MLflow experiments in Git folders
There are two types of MLflow experiments: workspace and notebook. See Organize training runs with MLflow experiments.
Workspace experiments: You can't create workspace MLflow experiments in Git folders. Log MLflow runs to an experiment created in a regular workspace folder. For multi-user collaboration, use a shared workspace folder.
Notebook experiments: You can create notebook experiments in a Databricks Git folder. If you check your notebook into source control as an
.ipynbfile, MLflow runs log to an automatically created experiment. Source control doesn't check in the experiment or its runs. See Create notebook experiment.
Prevent data loss in MLflow experiments
Notebook MLflow experiments created using Lakeflow Jobs with source code in a remote repository are stored in temporary storage. These experiments persist initially after workflow execution, but risk deletion during scheduled cleanup. Databricks recommends using workspace MLflow experiments with Jobs and remote Git sources.
Warning
Switching to a branch that doesn't contain the notebook risks losing the associated MLflow experiment data. This loss becomes permanent if you don't access the prior branch within 30 days.

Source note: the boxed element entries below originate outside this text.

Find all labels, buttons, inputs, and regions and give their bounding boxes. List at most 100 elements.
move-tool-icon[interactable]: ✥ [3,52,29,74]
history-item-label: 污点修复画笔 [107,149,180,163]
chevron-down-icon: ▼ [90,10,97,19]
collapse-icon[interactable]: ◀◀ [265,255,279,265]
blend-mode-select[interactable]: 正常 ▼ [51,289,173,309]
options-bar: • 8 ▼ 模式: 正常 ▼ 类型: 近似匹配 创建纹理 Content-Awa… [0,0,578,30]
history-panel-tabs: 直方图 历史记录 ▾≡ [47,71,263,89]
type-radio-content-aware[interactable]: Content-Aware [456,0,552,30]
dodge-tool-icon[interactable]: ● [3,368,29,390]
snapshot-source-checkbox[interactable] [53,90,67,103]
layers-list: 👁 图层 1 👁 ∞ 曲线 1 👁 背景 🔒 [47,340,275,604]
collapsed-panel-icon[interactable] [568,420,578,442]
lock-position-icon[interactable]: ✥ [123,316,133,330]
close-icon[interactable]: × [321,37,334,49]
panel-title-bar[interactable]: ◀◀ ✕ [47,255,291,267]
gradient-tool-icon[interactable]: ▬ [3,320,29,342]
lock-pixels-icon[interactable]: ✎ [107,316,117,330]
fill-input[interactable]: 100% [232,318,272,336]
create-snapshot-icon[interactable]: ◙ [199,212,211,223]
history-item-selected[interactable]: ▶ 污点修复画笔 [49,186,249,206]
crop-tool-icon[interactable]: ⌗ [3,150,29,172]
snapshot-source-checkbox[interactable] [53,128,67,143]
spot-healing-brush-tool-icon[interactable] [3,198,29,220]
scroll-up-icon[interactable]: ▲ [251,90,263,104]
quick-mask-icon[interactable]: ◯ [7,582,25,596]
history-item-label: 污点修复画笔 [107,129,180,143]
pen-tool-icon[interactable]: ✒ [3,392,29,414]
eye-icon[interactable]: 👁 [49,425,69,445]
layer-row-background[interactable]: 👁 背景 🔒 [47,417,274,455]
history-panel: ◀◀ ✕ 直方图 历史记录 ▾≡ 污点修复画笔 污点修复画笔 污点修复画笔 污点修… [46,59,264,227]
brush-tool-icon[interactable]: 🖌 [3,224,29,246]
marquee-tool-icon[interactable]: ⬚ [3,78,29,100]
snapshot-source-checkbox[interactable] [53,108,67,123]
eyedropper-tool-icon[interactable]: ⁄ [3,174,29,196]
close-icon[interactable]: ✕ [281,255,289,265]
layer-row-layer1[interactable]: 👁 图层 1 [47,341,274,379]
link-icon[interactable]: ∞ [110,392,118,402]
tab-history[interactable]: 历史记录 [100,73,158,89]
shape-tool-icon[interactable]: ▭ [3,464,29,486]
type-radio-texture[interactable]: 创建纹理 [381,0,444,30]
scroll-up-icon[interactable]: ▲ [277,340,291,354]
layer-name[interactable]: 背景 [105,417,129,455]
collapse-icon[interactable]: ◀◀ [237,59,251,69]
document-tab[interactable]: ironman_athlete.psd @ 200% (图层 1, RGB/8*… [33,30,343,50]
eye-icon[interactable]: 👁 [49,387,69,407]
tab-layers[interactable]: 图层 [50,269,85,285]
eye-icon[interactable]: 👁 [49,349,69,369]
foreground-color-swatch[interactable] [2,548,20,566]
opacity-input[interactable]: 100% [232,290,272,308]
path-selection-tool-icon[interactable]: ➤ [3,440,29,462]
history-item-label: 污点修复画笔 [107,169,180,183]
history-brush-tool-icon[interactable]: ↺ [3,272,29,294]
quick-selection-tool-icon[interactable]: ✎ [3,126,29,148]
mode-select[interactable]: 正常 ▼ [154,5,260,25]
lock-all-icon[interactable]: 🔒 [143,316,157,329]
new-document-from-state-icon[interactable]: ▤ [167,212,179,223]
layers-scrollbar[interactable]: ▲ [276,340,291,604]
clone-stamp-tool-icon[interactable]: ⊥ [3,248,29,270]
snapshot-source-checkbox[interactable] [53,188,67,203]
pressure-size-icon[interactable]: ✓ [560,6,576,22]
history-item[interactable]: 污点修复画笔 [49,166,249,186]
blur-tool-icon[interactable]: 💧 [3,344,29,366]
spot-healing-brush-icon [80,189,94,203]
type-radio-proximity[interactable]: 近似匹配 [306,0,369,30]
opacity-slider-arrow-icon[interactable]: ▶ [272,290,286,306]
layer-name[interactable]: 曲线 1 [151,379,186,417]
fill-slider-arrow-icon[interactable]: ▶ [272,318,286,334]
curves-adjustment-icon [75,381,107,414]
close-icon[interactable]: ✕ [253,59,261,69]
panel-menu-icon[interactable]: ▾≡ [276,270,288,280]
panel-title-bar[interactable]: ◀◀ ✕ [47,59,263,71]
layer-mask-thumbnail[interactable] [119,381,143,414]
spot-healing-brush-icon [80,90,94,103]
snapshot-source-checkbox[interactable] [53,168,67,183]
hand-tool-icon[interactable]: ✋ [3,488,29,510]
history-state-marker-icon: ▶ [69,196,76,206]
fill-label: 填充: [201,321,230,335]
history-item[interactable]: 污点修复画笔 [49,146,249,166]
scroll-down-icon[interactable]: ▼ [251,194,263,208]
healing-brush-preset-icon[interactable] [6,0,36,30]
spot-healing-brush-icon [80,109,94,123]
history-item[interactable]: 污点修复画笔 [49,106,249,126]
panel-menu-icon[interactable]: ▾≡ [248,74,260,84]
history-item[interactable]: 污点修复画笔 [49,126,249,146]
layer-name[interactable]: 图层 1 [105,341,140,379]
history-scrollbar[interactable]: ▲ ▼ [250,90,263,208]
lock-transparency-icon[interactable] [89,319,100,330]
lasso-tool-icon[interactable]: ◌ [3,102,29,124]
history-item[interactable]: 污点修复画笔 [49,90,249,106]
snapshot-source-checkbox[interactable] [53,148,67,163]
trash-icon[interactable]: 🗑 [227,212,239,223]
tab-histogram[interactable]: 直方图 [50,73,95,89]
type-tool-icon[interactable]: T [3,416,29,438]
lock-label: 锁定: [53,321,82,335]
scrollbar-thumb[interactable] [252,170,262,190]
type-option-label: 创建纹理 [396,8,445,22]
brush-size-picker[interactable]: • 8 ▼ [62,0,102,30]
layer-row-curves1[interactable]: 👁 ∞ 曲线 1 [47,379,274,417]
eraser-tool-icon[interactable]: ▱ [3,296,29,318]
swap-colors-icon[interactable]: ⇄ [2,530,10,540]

To recover missing experiment data before the 30-day expiry, restore the original notebook name, open the notebook, and click
in the right pane. This triggers mlflow.get_experiment_by_name() and recovers the experiment and runs. After 30 days, Azure Databricks purges orphaned MLflow experiments for GDPR compliance.
To prevent data loss, avoid renaming notebooks in a repository. If you rename a notebook, immediately click the experiment icon in the right pane.
Running jobs during Git operations
During a Git operation, some notebooks might be updated while others aren't yet, causing unpredictable behavior.
For example, if notebook A calls notebook Z using %run and a job starts during a Git operation, the job might run the latest notebook A with an older notebook Z. The job might fail or run notebooks from different commits.
To avoid this, configure job tasks to use your Git provider as the source instead of a workspace path. See Use Git with jobs.
Resources
For details on Databricks workspace files, see What are workspace files?.